AAK convention: Climate change, water impact sector
Building surveyor and sustainability consultant John Kabuye has called for adoption of green buIlding technologies to minimise the dangers climate change has on the ecosystem.
Addressing building professionals at the AAK convention held in Mombasa last week, Kabuye said the the country has too many unutilised resources, especially in construction. “It is important for architects and others to develop structures in neighbourhoods that utilise materials on site,” he said.
The recycling evangelist, who is also the Vice President of Kenya Building Green Society, warned constructors not to overlook the need to have resources such as energy and water recycled.
He called on universities and colleges to collaborate more so as to seek sustainable solutions for the sector. “We need everyone on board to share ideas; be it students or experts in the field; the onus is on us to create a more enabling environment for work, recreation or stay.
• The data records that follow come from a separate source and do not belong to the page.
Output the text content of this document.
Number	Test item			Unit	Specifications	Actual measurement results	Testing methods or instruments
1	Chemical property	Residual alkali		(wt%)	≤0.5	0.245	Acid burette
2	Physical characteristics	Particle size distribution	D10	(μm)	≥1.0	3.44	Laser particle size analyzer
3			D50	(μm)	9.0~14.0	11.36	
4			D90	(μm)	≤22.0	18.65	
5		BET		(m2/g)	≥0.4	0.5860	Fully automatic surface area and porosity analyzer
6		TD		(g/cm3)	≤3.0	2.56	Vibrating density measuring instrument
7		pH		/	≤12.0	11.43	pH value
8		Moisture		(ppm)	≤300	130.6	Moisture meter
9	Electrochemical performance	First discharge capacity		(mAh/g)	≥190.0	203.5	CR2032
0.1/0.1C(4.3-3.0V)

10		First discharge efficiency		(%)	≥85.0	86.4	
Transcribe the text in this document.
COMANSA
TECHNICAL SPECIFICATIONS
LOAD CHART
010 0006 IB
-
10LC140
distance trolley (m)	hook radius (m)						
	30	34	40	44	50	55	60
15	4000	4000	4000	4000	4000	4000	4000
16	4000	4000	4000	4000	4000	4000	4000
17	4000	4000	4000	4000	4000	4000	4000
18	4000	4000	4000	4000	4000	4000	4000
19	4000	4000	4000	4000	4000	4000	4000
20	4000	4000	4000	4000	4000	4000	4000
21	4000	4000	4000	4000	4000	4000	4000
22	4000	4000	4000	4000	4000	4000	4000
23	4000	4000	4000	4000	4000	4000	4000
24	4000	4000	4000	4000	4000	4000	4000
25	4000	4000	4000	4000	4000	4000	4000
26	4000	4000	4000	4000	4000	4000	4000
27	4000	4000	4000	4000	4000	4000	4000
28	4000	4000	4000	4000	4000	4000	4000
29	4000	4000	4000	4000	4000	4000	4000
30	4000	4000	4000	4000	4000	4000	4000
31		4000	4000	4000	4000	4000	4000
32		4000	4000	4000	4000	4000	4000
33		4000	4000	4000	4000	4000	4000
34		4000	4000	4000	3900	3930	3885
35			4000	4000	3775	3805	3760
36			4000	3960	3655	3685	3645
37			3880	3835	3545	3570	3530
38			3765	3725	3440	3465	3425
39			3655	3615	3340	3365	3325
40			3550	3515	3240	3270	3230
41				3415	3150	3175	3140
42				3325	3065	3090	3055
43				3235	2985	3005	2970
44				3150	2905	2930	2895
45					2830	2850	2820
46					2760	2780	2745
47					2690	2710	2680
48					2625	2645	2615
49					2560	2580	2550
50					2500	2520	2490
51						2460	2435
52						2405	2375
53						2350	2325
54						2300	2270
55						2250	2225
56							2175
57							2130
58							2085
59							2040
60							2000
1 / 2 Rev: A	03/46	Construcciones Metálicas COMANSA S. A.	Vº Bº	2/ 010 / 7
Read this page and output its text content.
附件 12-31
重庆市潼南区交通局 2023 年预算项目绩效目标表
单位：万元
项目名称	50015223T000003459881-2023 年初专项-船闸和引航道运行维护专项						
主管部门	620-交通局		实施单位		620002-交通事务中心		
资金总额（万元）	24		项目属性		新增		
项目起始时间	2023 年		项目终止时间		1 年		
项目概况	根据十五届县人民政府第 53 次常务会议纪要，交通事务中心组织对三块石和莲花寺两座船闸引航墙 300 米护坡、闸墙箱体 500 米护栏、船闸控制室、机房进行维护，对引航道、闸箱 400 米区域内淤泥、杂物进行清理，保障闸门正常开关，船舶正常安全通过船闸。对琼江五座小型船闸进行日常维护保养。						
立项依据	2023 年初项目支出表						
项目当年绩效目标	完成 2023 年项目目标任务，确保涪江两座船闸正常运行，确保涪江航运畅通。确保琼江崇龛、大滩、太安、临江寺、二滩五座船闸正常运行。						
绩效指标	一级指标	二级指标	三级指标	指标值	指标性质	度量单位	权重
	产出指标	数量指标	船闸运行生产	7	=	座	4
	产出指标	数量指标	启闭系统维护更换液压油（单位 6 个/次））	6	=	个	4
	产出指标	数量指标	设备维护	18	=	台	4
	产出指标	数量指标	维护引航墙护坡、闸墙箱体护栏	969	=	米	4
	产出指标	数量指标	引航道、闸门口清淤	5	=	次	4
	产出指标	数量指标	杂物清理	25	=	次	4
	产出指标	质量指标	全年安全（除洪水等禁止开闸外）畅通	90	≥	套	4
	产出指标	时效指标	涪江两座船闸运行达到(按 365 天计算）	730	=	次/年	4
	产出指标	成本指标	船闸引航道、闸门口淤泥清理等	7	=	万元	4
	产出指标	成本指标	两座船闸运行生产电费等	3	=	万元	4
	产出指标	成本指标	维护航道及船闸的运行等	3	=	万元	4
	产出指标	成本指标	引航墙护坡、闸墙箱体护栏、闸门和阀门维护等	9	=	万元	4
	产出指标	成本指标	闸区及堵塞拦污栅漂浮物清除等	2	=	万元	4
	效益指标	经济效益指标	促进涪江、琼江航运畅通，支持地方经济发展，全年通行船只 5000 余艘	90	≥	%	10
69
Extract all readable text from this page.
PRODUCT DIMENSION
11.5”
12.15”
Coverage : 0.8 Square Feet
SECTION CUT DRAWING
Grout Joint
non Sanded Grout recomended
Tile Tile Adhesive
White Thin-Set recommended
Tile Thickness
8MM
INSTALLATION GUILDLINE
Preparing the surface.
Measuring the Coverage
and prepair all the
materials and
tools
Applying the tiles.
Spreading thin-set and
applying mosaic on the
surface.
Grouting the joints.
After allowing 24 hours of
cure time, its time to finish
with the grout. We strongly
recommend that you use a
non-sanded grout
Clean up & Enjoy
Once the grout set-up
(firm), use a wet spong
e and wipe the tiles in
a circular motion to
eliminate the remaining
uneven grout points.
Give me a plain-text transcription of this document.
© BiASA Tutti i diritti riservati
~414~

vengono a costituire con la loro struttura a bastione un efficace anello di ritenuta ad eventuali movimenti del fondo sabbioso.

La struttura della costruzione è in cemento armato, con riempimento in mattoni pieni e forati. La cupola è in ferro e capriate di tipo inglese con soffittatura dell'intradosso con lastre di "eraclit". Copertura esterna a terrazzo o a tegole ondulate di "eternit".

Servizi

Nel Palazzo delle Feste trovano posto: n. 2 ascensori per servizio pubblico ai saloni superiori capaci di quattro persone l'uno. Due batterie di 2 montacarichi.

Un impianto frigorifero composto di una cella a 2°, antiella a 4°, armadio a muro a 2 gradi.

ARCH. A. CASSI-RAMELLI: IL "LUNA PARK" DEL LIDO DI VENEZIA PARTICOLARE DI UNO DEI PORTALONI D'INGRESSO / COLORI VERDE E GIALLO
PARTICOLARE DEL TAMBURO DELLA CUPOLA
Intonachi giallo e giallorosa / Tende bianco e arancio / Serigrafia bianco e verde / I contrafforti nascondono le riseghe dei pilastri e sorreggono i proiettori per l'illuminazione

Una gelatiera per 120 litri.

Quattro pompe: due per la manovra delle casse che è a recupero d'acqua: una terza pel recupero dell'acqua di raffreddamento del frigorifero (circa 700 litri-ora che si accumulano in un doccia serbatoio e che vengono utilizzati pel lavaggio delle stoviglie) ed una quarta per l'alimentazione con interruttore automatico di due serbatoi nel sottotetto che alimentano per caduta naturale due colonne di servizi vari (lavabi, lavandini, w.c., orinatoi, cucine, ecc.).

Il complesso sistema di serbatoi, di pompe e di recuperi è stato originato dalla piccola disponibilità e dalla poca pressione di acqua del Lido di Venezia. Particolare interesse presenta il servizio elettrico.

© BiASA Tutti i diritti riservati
Our universities need to take a leading role in this conversation moving forward,” he said.
Another crisis impacting on planning a rapidly urbanising population is the shortage of water, which is a key component in construction. Kenya is a water-scarce nation due to inadequate rainfall and too many boreholes being drilled, affecting the underground plate and ultimately survival of buildings.
The industrial waste mismanagement or infrastructural overload on sewers is also rampant, especially in poorly planned municipalities. According to Engineer Lucy Wanjiku, 37 per cent of Kenyans still rely on unimproved water sources such as ponds, shallow wells and rivers while 70 per cent use poor sanitation solutions.
“We have a crisis situation that needs serious thought and urgent intervention measures. Research shows that health of people is at risk because of poor or worn out infrastructure,” she said. For instance, only nine out of 55 public water service providers in Kenya provide continuous water supply.